Co-screenwriters Meg Tilly and Kelly Fremon Craig (Are You There God? It's Me, Margaret) and director Jon Gunn strove to keep the story on-screen as close to real-life events as possible. Their main source was Sharon Stevens Evans’s own memoir, ‘Ordinary Angels’.
‘As I was looking at the true story and looking at the real people, I felt like there was a responsibility and an obligation to tell their story in a way that honoured their life,’ says director Gunn. ‘So my vision was to share – with honesty and integrity – the truth and the challenges and the pain of that true story in a way that was optimistic and uplifting.’
The movie recreates some of the story’s smaller details, too. It was originally titled ‘Angels’, a reference to the snow angels made by two girls in the car park when the Michelle’s chopper finally took off.
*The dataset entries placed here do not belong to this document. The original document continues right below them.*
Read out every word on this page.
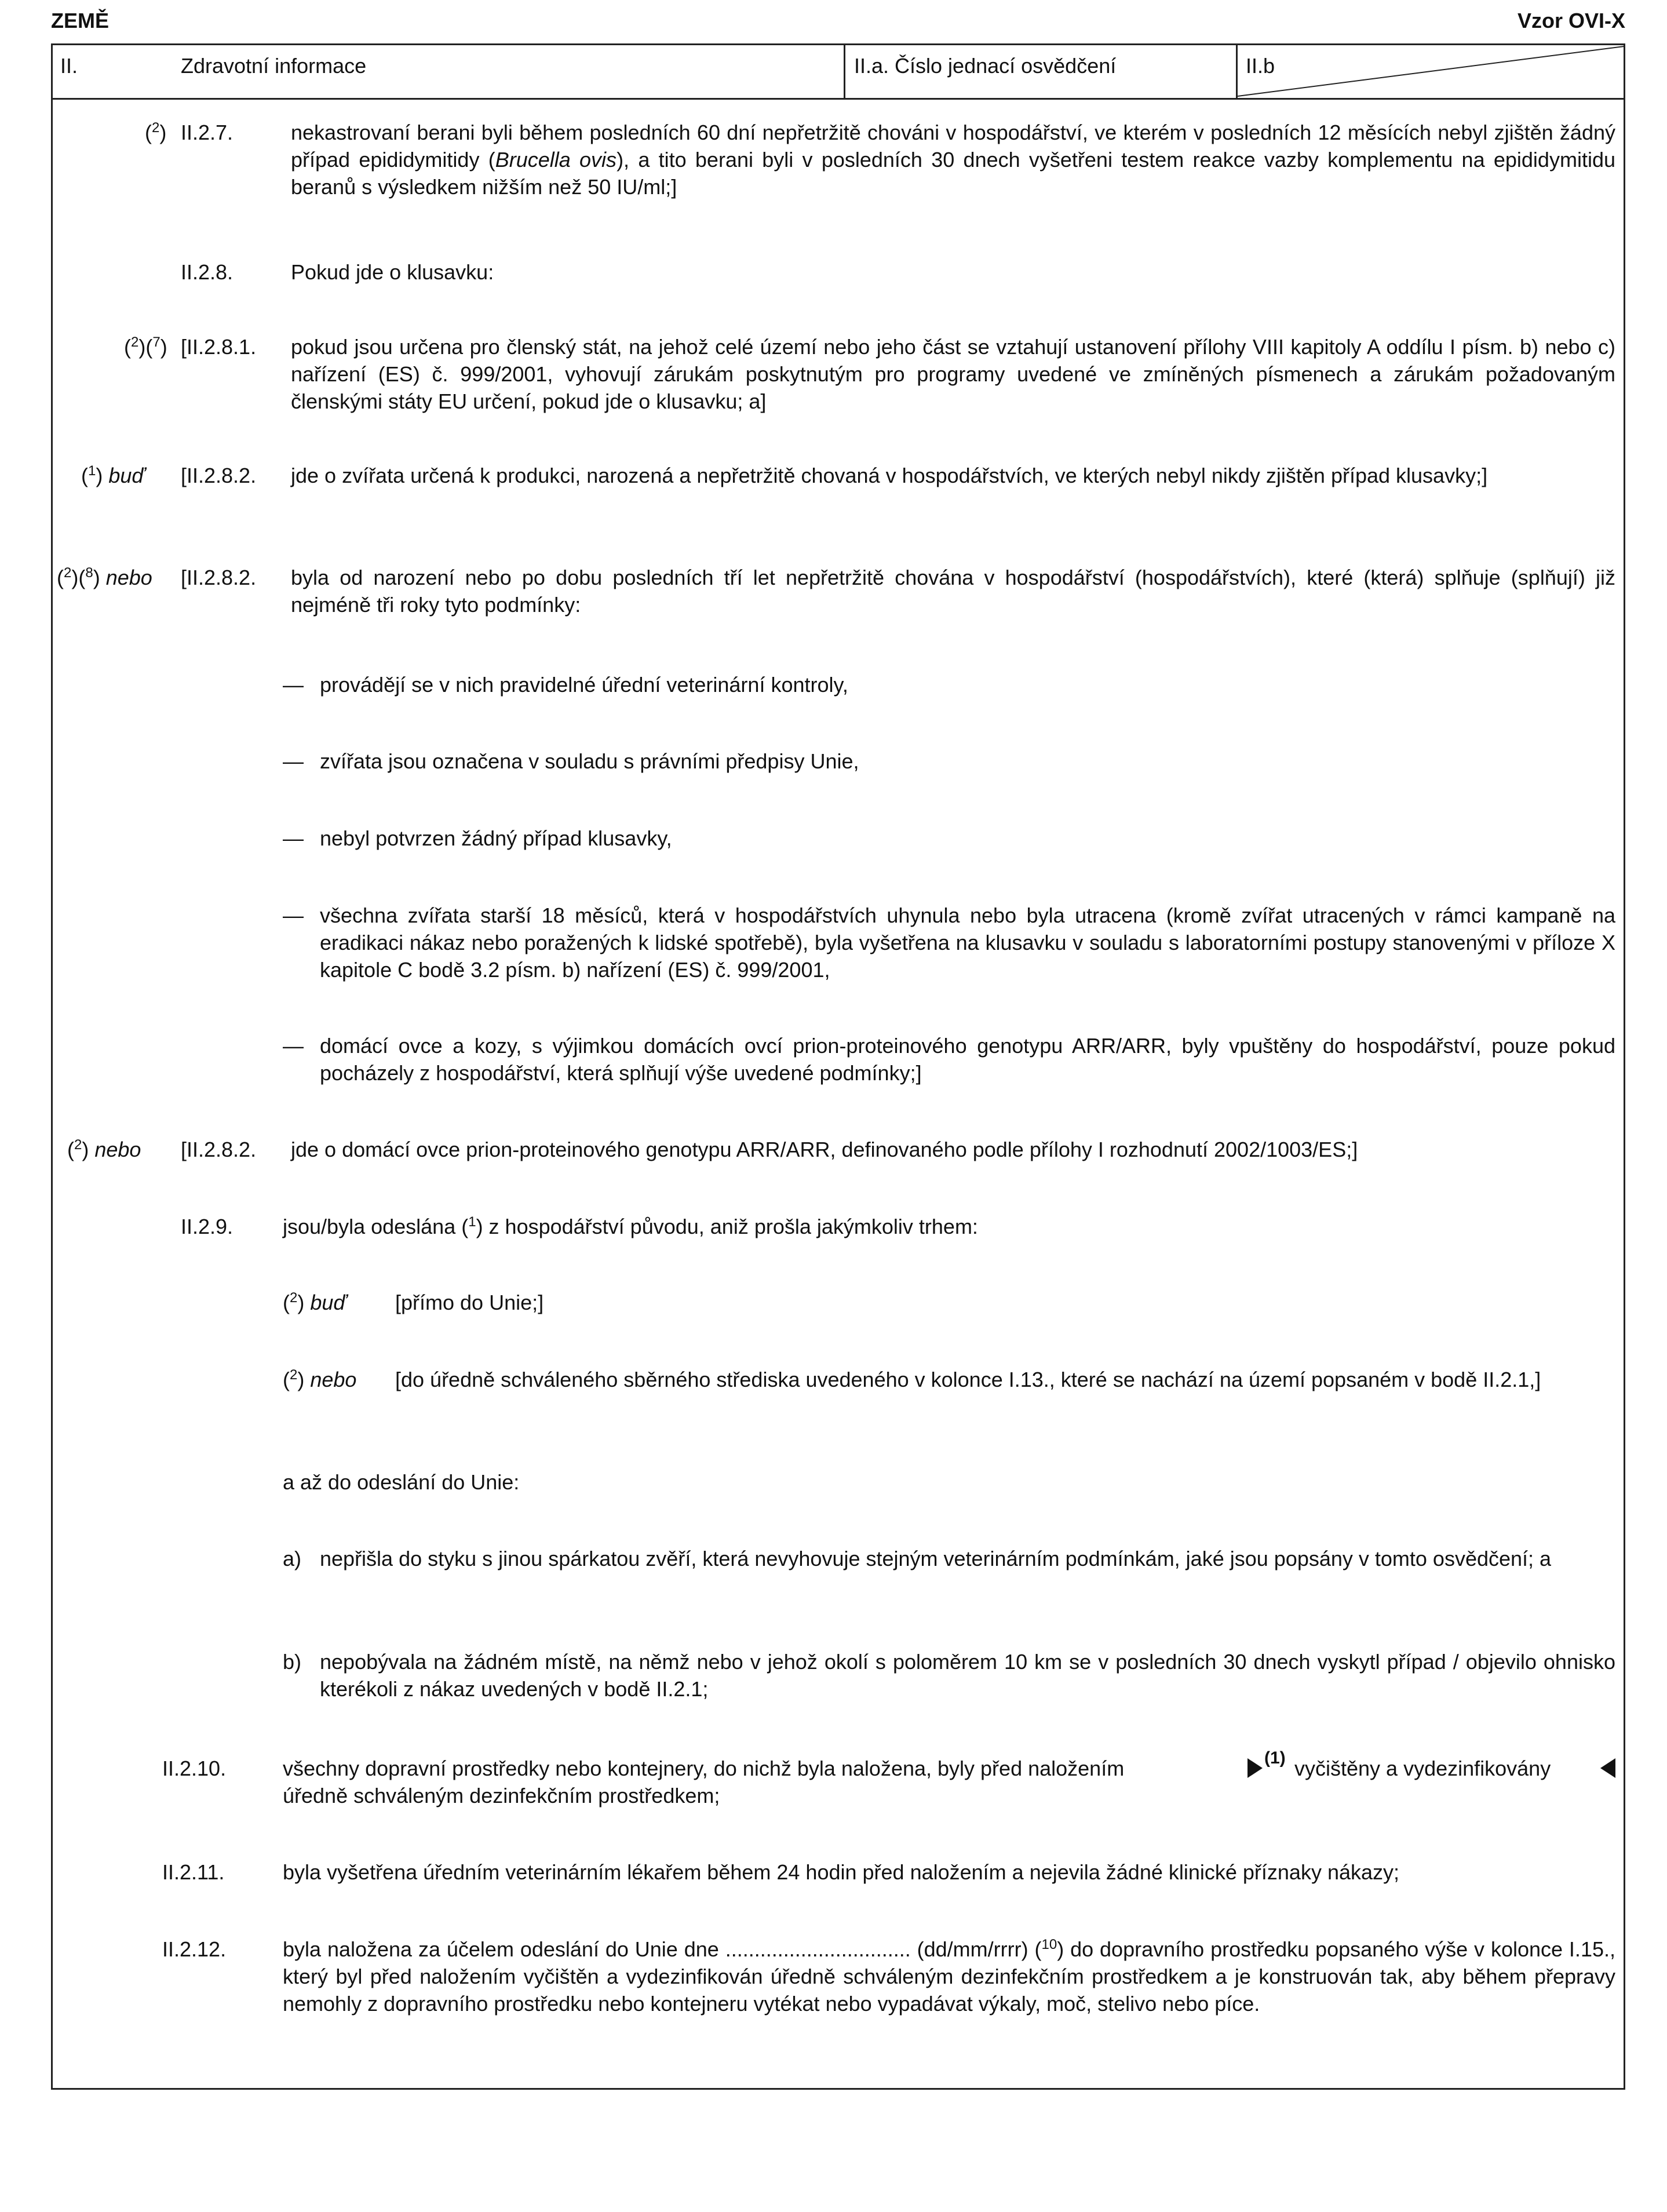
ZEMĚ	Vzor OVI-X
II.	Zdravotní informace	II.a. Číslo jednací osvědčení	II.b
($^2$) II.2.7.	nekastrovaní berani byli během posledních 60 dní nepřetržitě chováni v hospodářství, ve kterém v posledních 12 měsících nebyl zjištěn žádný případ epididymitidy (Brucella ovis), a tito berani byli v posledních 30 dnech vyšetřeni testem reakce vazby komplementu na epididymitidu beranů s výsledkem nižším než 50 IU/ml;]
II.2.8.	Pokud jde o klusavku:
($^2$)($^7$) [II.2.8.1. pokud jsou určena pro členský stát, na jehož celé území nebo jeho část se vztahují ustanovení přílohy VIII kapitoly A oddílu I písm. b) nebo c) nařízení (ES) č. 999/2001, vyhovují zárukám poskytnutým pro programy uvedené ve zmíněných písmenech a zárukám požadovaným členskými státy EU určení, pokud jde o klusavku; a]
($^1$) buď [II.2.8.2. jde o zvířata určená k produkci, narozená a nepřetržitě chovaná v hospodářstvích, ve kterých nebyl nikdy zjištěn případ klusavky;]
($^2$)($^8$) nebo [II.2.8.2. byla od narození nebo po dobu posledních tří let nepřetržitě chována v hospodářství (hospodářstvích), které (která) splňuje (splňují) již nejméně tři roky tyto podmínky:
— provádějí se v nich pravidelné úřední veterinární kontroly,
— zvířata jsou označena v souladu s právními předpisy Unie,
— nebyl potvrzen žádný případ klusavky,
— všechna zvířata starší 18 měsíců, která v hospodářstvích uhynula nebo byla utracena (kromě zvířat utracených v rámci kampaně na eradikaci nákaz nebo poražených k lidské spotřebě), byla vyšetřena na klusavku v souladu s laboratorními postupy stanovenými v příloze X kapitole C bodě 3.2 písm. b) nařízení (ES) č. 999/2001,
— domácí ovce a kozy, s výjimkou domácích ovcí prion-proteinového genotypu ARR/ARR, byly vpuštěny do hospodářství, pouze pokud pocházely z hospodářství, která splňují výše uvedené podmínky;]
($^2$) nebo [II.2.8.2. jde o domácí ovce prion-proteinového genotypu ARR/ARR, definovaného podle přílohy I rozhodnutí 2002/1003/ES;]
II.2.9. jsou/byla odeslána ($^1$) z hospodářství původu, aniž prošla jakýmkoliv trhem:
($^2$) buď [přímo do Unie;]
($^2$) nebo [do úředně schváleného sběrného střediska uvedeného v kolonce I.13., které se nachází na území popsaném v bodě II.2.1,]
a až do odeslání do Unie:
a) nepřišla do styku s jinou spárkatou zvěří, která nevyhovuje stejným veterinárním podmínkám, jaké jsou popsány v tomto osvědčení; a
b) nepobývala na žádném místě, na němž nebo v jehož okolí s poloměrem 10 km se v posledních 30 dnech vyskytl případ / objevilo ohnisko kterékoli z nákaz uvedených v bodě II.2.1;
II.2.10.	všechny dopravní prostředky nebo kontejnery, do nichž byla naložena, byly před naložením	(1) vyčištěny a vydezinfikovány
úředně schváleným dezinfekčním prostředkem;
II.2.11.	byla vyšetřena úředním veterinárním lékařem během 24 hodin před naložením a nejevila žádné klinické příznaky nákazy;
II.2.12.	byla naložena za účelem odeslání do Unie dne ................................ (dd/mm/rrrr) ($^{10}$) do dopravního prostředku popsaného výše v kolonce I.15., který byl před naložením vyčištěn a vydezinfikován úředně schváleným dezinfekčním prostředkem a je konstruován tak, aby během přepravy nemohly z dopravního prostředku nebo kontejneru vytékat nebo vypadávat výkaly, moč, stelivo nebo píce.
In one change from the real story, Winnipeg stood in for Kentucky for filming.
Is Ordinary Angels a Christian film?
Yes and no. The movie’s tagline, ‘Find your purpose. Make a Difference’, is woolly enough to sound like the standard inspirational Hollywood fare. But Ordinary Angels is a firmly prayer-powered enterprise – literally, in fact: the film has been subject of weekly prayer calls online – hosted by the pastor of the church at the centre of the story, Louisville’s Southeast Christian Church. (Maybe this is where Madame Web went wrong.)
But according to producer Jon Berg, the film’s message is universal enough to appeal to secular as well as Christian audiences. ‘It's a true story about cooperation, perseverance and community,’ he says. ‘Helping one’s neighbour and also moving mountains no matter who you are.’
Who stars in Ordinary Angels?
Alongside Hilary Swank, a Best Actress winner for Boy’s Don’t Cry (1999), and Alan Ritchson – aka Aquaman in Smallville – are Nancy Travis (ABC’s Last Man Standing), who plays Ed Schmitt’s mum, and Tamala Jones as her straight-talking BFF Rose. Pastor Stone is played by Drew Powell.
Where can you watch it?
Ordinary Angels hits US cinemas on Friday, February 23. The film’s official website is offering group tickets, presumably aimed at entire church congregations. It should be available to stream later in 2024.